Kendaraan Dinas dan Tanggungjawab Moral

 Perjuangan untuk mendapatkan NIP bukan sesuatu yang mudah. Bayang-bayang “setoran” dan “kerabat pejabat” merupakan lawan terberat saat itu. Berasal dari keluarga serba kekurangan, rasanya mustahil bisa mendapatkan NIP jika harus melakukan “setoran” dan lebih mustahil lagi jika harus melalui jalur “keluarga pejabat” sebab jangankan masuk lingkaran keluarga pejabat, mengenal pejabatpun hanya sekedar mengetahui namanya tanpa paham apa jabatannya. Namun, mimpi untuk menjadi abdi negara tidak menyurutkan niat penulis untuk terus berjuang dan mencoba. Bukan hanya keinginan untuk mendapatkan gaji dan pensiun yang terjamin, keinginan untuk berkontribusi pada negara dengan berbalut pakaian dinas yang sah menjadi motivasi terbesar bagi penulis, disamping ada keinginan untuk mengubah  persepsi negatif masyarakat terhadap PNS.

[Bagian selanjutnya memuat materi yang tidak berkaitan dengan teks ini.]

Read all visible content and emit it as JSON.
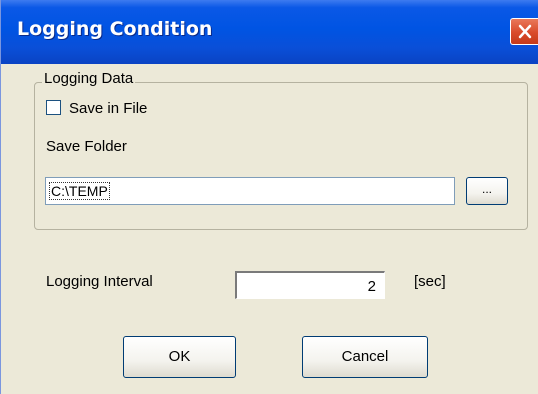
{
  "window": {
    "title": "Logging Condition"
  },
  "logging_data": {
    "group_title": "Logging Data",
    "save_in_file": {
      "label": "Save in File",
      "checked": false
    },
    "save_folder_label": "Save Folder",
    "folder_path": "C:\\TEMP",
    "browse_label": "..."
  },
  "logging_interval": {
    "label": "Logging Interval",
    "value": "2",
    "unit": "[sec]"
  },
  "buttons": {
    "ok": "OK",
    "cancel": "Cancel"
  }
}
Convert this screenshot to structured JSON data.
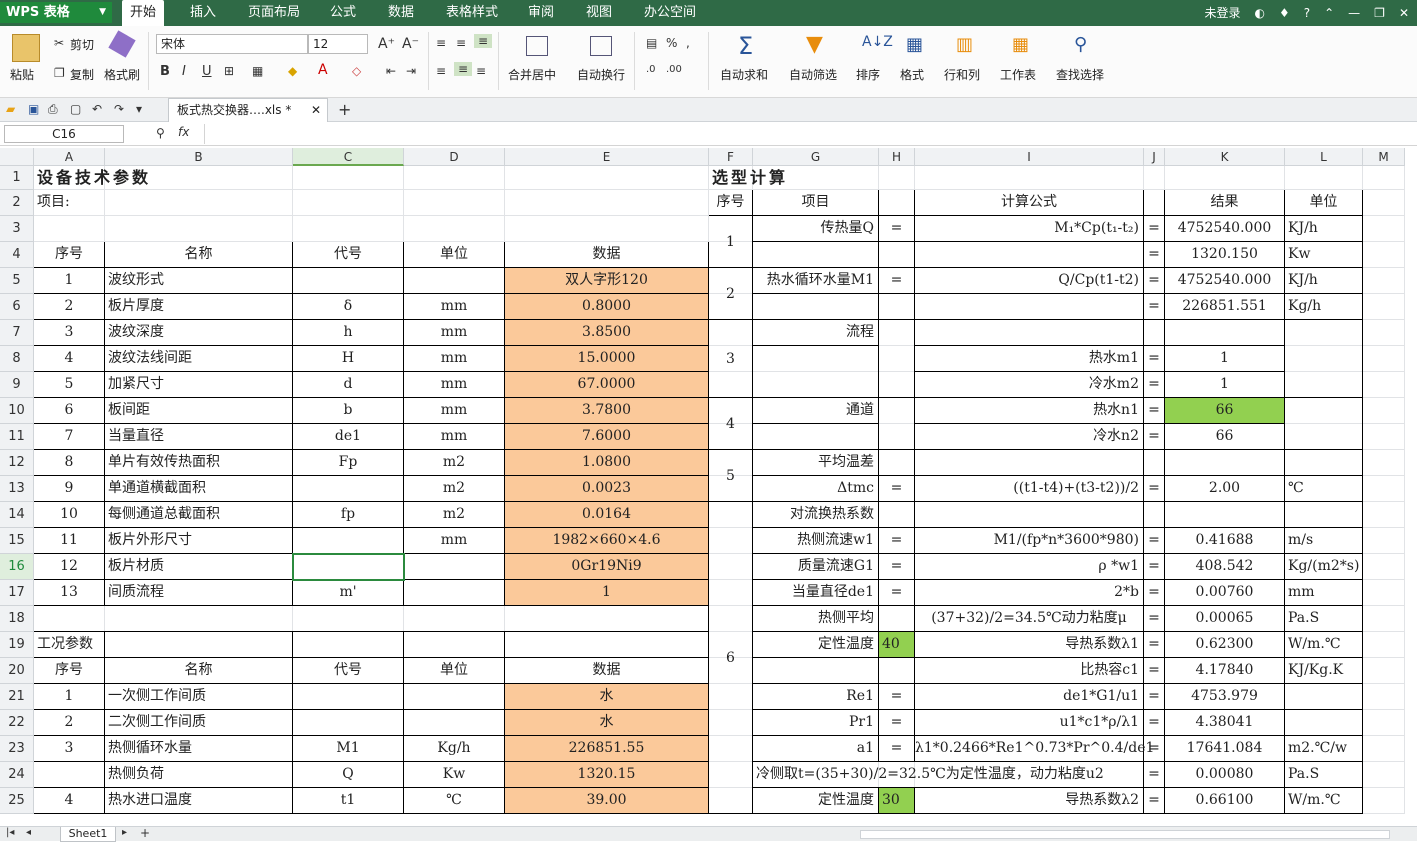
{
  "app": {
    "title": "WPS 表格",
    "menu": [
      "开始",
      "插入",
      "页面布局",
      "公式",
      "数据",
      "表格样式",
      "审阅",
      "视图",
      "办公空间"
    ],
    "login": "未登录"
  },
  "ribbon": {
    "paste": "粘贴",
    "cut": "剪切",
    "copy": "复制",
    "format_painter": "格式刷",
    "font_name": "宋体",
    "font_size": "12",
    "merge": "合并居中",
    "wrap": "自动换行",
    "autosum": "自动求和",
    "autofilter": "自动筛选",
    "sort": "排序",
    "format": "格式",
    "rowcol": "行和列",
    "worksheet": "工作表",
    "find": "查找选择"
  },
  "doc": {
    "tab": "板式热交换器….xls *"
  },
  "formula": {
    "cell_ref": "C16",
    "fx": "fx",
    "value": ""
  },
  "colors": {
    "accent": "#1f8a3c",
    "orange": "#fbc99a",
    "green": "#92d050"
  },
  "columns": [
    "A",
    "B",
    "C",
    "D",
    "E",
    "F",
    "G",
    "H",
    "I",
    "J",
    "K",
    "L",
    "M"
  ],
  "rows": [
    "1",
    "2",
    "3",
    "4",
    "5",
    "6",
    "7",
    "8",
    "9",
    "10",
    "11",
    "12",
    "13",
    "14",
    "15",
    "16",
    "17",
    "18",
    "19",
    "20",
    "21",
    "22",
    "23",
    "24",
    "25"
  ],
  "left": {
    "title": "设备技术参数",
    "project": "项目:",
    "headers": [
      "序号",
      "名称",
      "代号",
      "单位",
      "数据"
    ],
    "items": [
      [
        "1",
        "波纹形式",
        "",
        "",
        "双人字形120"
      ],
      [
        "2",
        "板片厚度",
        "δ",
        "mm",
        "0.8000"
      ],
      [
        "3",
        "波纹深度",
        "h",
        "mm",
        "3.8500"
      ],
      [
        "4",
        "波纹法线间距",
        "H",
        "mm",
        "15.0000"
      ],
      [
        "5",
        "加紧尺寸",
        "d",
        "mm",
        "67.0000"
      ],
      [
        "6",
        "板间距",
        "b",
        "mm",
        "3.7800"
      ],
      [
        "7",
        "当量直径",
        "de1",
        "mm",
        "7.6000"
      ],
      [
        "8",
        "单片有效传热面积",
        "Fp",
        "m2",
        "1.0800"
      ],
      [
        "9",
        "单通道横截面积",
        "",
        "m2",
        "0.0023"
      ],
      [
        "10",
        "每侧通道总截面积",
        "fp",
        "m2",
        "0.0164"
      ],
      [
        "11",
        "板片外形尺寸",
        "",
        "mm",
        "1982×660×4.6"
      ],
      [
        "12",
        "板片材质",
        "",
        "",
        "0Gr19Ni9"
      ],
      [
        "13",
        "间质流程",
        "m'",
        "",
        "1"
      ]
    ],
    "work_title": "工况参数",
    "work_headers": [
      "序号",
      "名称",
      "代号",
      "单位",
      "数据"
    ],
    "work_items": [
      [
        "1",
        "一次侧工作间质",
        "",
        "",
        "水"
      ],
      [
        "2",
        "二次侧工作间质",
        "",
        "",
        "水"
      ],
      [
        "3",
        "热侧循环水量",
        "M1",
        "Kg/h",
        "226851.55"
      ],
      [
        "",
        "热侧负荷",
        "Q",
        "Kw",
        "1320.15"
      ],
      [
        "4",
        "热水进口温度",
        "t1",
        "℃",
        "39.00"
      ]
    ]
  },
  "right": {
    "title": "选型计算",
    "headers": [
      "序号",
      "项目",
      "计算公式",
      "结果",
      "单位"
    ],
    "eq": "=",
    "s1": {
      "no": "1",
      "item": "传热量Q",
      "formula": "M₁*Cp(t₁-t₂)",
      "r1": "4752540.000",
      "u1": "KJ/h",
      "r2": "1320.150",
      "u2": "Kw"
    },
    "s2": {
      "no": "2",
      "item": "热水循环水量M1",
      "formula": "Q/Cp(t1-t2)",
      "r1": "4752540.000",
      "u1": "KJ/h",
      "r2": "226851.551",
      "u2": "Kg/h"
    },
    "s3": {
      "no": "3",
      "item": "流程",
      "f1": "热水m1",
      "r1": "1",
      "f2": "冷水m2",
      "r2": "1"
    },
    "s4": {
      "no": "4",
      "item": "通道",
      "f1": "热水n1",
      "r1": "66",
      "f2": "冷水n2",
      "r2": "66"
    },
    "s5": {
      "no": "5",
      "item": "平均温差",
      "item2": "Δtmc",
      "formula": "((t1-t4)+(t3-t2))/2",
      "r": "2.00",
      "u": "℃"
    },
    "s6": {
      "no": "6",
      "rows": [
        {
          "item": "对流换热系数",
          "formula": "",
          "r": "",
          "u": ""
        },
        {
          "item": "热侧流速w1",
          "formula": "M1/(fp*n*3600*980)",
          "r": "0.41688",
          "u": "m/s",
          "eq": true
        },
        {
          "item": "质量流速G1",
          "formula": "ρ *w1",
          "r": "408.542",
          "u": "Kg/(m2*s)",
          "eq": true
        },
        {
          "item": "当量直径de1",
          "formula": "2*b",
          "r": "0.00760",
          "u": "mm",
          "eq": true
        },
        {
          "item": "热侧平均",
          "formula": "(37+32)/2=34.5℃动力粘度μ",
          "r": "0.00065",
          "u": "Pa.S",
          "eq": true
        },
        {
          "item": "定性温度",
          "h": "40",
          "formula": "导热系数λ1",
          "r": "0.62300",
          "u": "W/m.℃",
          "eq": true
        },
        {
          "item": "",
          "formula": "比热容c1",
          "r": "4.17840",
          "u": "KJ/Kg.K",
          "eq": true
        },
        {
          "item": "Re1",
          "formula": "de1*G1/u1",
          "r": "4753.979",
          "u": "",
          "eq": true
        },
        {
          "item": "Pr1",
          "formula": "u1*c1*ρ/λ1",
          "r": "4.38041",
          "u": "",
          "eq": true
        },
        {
          "item": "a1",
          "formula": "λ1*0.2466*Re1^0.73*Pr^0.4/de1",
          "r": "17641.084",
          "u": "m2.℃/w",
          "eq": true
        },
        {
          "item": "冷侧取t=(35+30)/2=32.5℃为定性温度，动力粘度u2",
          "formula": "",
          "r": "0.00080",
          "u": "Pa.S",
          "eq": true
        },
        {
          "item": "定性温度",
          "h": "30",
          "formula": "导热系数λ2",
          "r": "0.66100",
          "u": "W/m.℃",
          "eq": true
        }
      ]
    }
  },
  "status": {
    "sheet": "Sheet1"
  }
}
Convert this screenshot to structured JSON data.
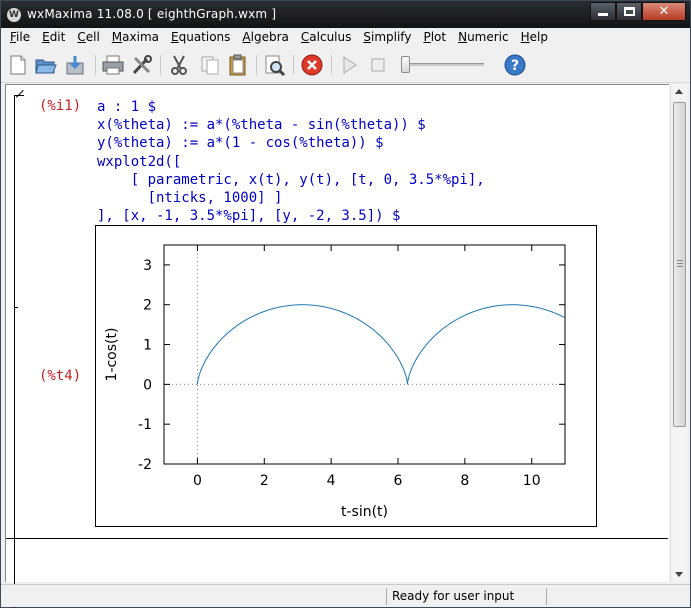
{
  "window": {
    "title": "wxMaxima 11.08.0  [ eighthGraph.wxm ]",
    "app_icon": "W"
  },
  "menu": [
    {
      "label": "File",
      "mnemonic": "F"
    },
    {
      "label": "Edit",
      "mnemonic": "E"
    },
    {
      "label": "Cell",
      "mnemonic": "C"
    },
    {
      "label": "Maxima",
      "mnemonic": "M"
    },
    {
      "label": "Equations",
      "mnemonic": "E"
    },
    {
      "label": "Algebra",
      "mnemonic": "A"
    },
    {
      "label": "Calculus",
      "mnemonic": "C"
    },
    {
      "label": "Simplify",
      "mnemonic": "S"
    },
    {
      "label": "Plot",
      "mnemonic": "P"
    },
    {
      "label": "Numeric",
      "mnemonic": "N"
    },
    {
      "label": "Help",
      "mnemonic": "H"
    }
  ],
  "toolbar": {
    "icons": [
      "new-document-icon",
      "open-folder-icon",
      "save-icon",
      "print-icon",
      "preferences-icon",
      "cut-icon",
      "copy-icon",
      "paste-icon",
      "find-icon",
      "interrupt-icon",
      "play-icon",
      "stop-icon",
      "slider-icon",
      "help-icon"
    ]
  },
  "cell": {
    "input_label": "(%i1)",
    "output_label": "(%t4)",
    "code_lines": [
      "a : 1 $",
      "x(%theta) := a*(%theta - sin(%theta)) $",
      "y(%theta) := a*(1 - cos(%theta)) $",
      "wxplot2d([",
      "    [ parametric, x(t), y(t), [t, 0, 3.5*%pi],",
      "      [nticks, 1000] ]",
      "], [x, -1, 3.5*%pi], [y, -2, 3.5]) $"
    ]
  },
  "chart_data": {
    "type": "line",
    "xlabel": "t-sin(t)",
    "ylabel": "1-cos(t)",
    "xlim": [
      -1,
      10.9956
    ],
    "ylim": [
      -2,
      3.5
    ],
    "x_ticks": [
      0,
      2,
      4,
      6,
      8,
      10
    ],
    "y_ticks": [
      -2,
      -1,
      0,
      1,
      2,
      3
    ],
    "zero_axes": true,
    "series": [
      {
        "curve": "cycloid",
        "param_range": [
          0,
          10.9956
        ],
        "samples": 1000,
        "color": "#1f77b4"
      }
    ]
  },
  "status": {
    "text": "Ready for user input"
  },
  "colors": {
    "code": "#0000c8",
    "labels": "#c82020",
    "curve": "#1f77b4"
  }
}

Akhir tahun 2007, Penulis mencoba peruntungan dengan mengikuti serangkaian seleksi CPNS. Tahun 2008 awal, mimpi penulis yang selama ini masih dalam pelukan Sang Maha Memiliki, dikabulkan. JanjiNya jika rezeki bisa datang dari arah yang tidak disangka-sangka, nyata! Dan 2008 pertengahan, penulis resmi mendapatkan NIP dengan status calon pegawai.

Awal menjalani aktivitas sebagai aparatur sipil di salah satu pemerintah daerah otonomi, kala itu, seringkali menemukan hal-hal yang bertolak belakang di dunia swasta. Semisal, pegawai senior dengan status Pegawai Negeri atau Pegawai Honorer sekalipun berkantor sesempat dan sesuka mereka. Tidak ada rekaman kehadiran sebagai tolak ukur tingkat kehadiran.  Tidak ada teguran atasan sebagai tindakan penegakan disiplin. Tidak ada pemotongan tunjangan apalagi gaji. Semuanya berjalan tanpa ada rasa bersalah. Dan yang paling mencengangkan, lebih dari separuh pegawai memiliki kendaraan dinas berplat merah.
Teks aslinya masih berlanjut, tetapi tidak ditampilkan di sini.